We would not advise that there should be no wedding-breakfast and that the bride should have no trousseau; but we do think that these accessories should be in accordance with the family exchequer. Again, wedding presents are often the very articles that the young couple need least, and are not unfrequently found to be duplicates of the gifts of other persons. But we cannot linger over the wedding festivities.

Adieu, young friends! and may joy crown you, love bless you, God speed your career!

"Some natural tears they dropp'd, but wip'd them soon;
The world was all before them, where to choose
Their place of rest, and Providence their guide.
They, hand in hand, with wand'ring steps and slow,
Through Eden took their solitary way."


CHAPTER IX.
HONEYMOONING.

"The importance of the honeymoon, which had been so much vaunted to him by his father, had not held good."—The Married Life of Albert Durer.

The "honeymoon" is defined by Johnson to be "the first month after marriage, when there is nothing but tenderness and pleasure." And certainly it ought to be the happiest month in our lives; but it may, like every other good thing, be spoiled by mismanagement. When this is the case, we take our honeymoon like other pleasures—sadly. Instead of happy reminiscences, nothing is left of it except its jars.

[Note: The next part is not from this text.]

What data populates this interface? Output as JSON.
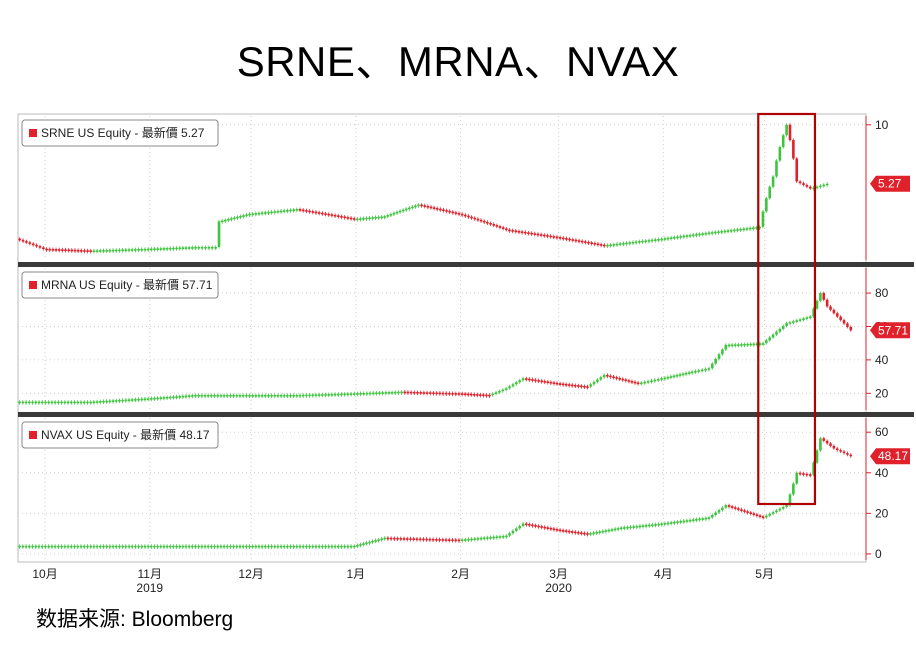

You take, says the philosophical observer, a man and a woman, who in nine cases out of ten know very little about each other (though they generally fancy they do), you cut off the woman from all her female friends, you deprive the man of his ordinary business and ordinary pleasures, and you condemn this unhappy pair to spend a month of enforced seclusion in each other's society. If they marry in the summer and start on a tour, the man is oppressed with a plethora of sight-seeing, while the lady, as often as not, becomes seriously ill from fatigue and excitement.